El tiempo cae en forma de hojas secas poco a poco, sobre la mesa-escritorio de Amalia y ella se inclina apretándose las sienes, frente a la tarde que se va de viaje tras la valla del jardín.
Ha sepultado ayer el último recuerdo de ese amor que tanta ilusión le trajo y la dejó laxa en largas esperas de un arribo que nunca se dio. Porque él no lo quiso o quizá por aquella timidez muy propia, obligándola a esperar y nunca dar un paso hacia ese hombre que un día la miró tan hondo haciéndola crecer de golpe y dejar los restos de su adolescencia entre las muñecas arrimadas en estantes llenos de polvo y de olvido.
Quedó lejos esa historia y no se la podía revivir, porque nunca llegó a crecer.
Empezó sin estación ni siglo, o ella lo creyó así. Sin embargo, quedaron para siempre en su memoria las palabras que él le dijera un día de llovizna, palabras que le retumban ahora como campanitas rotas de cristal.
Los meses se acomodaron a los años y desapareció esa ciudad y dejó de verlo aunque fuera de soslayo y vinieron otras voces que sí supo escuchar hasta llegar a un presente sin excusas ni compañía. Solamente el silencio la guarda ahora en esa casa despeñada en buganvilias y soles que se quiebran sobre los montes.
Solamente yace sobre su perfil, aquél rostro que aún recuerda sin quererlo cuando las tardes se visten de naranja o la calle retuerce su regazo en la tristeza.
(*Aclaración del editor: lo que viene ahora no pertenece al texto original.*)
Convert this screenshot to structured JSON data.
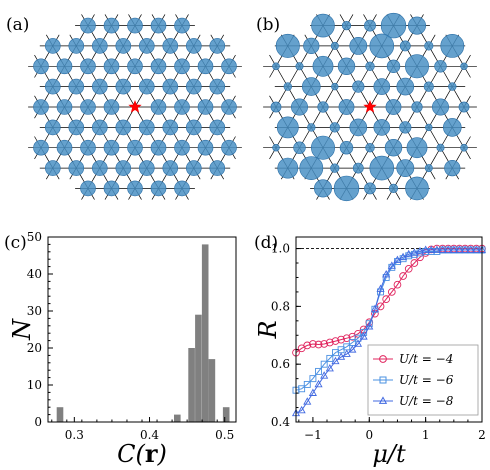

A veces, como al descuento, toma una taza de café, pero le sabe amargo. Ya no tiene esa tibieza de las charlas traviesas con las amigas o las risas profundas de antes de todos los viajes. Amalia se ha parado frente a los recuerdos y ha decidido como siempre lo hace pero esta vez, por última, romper la taza vacía y cerrar para siempre la alacena en donde guarda el café.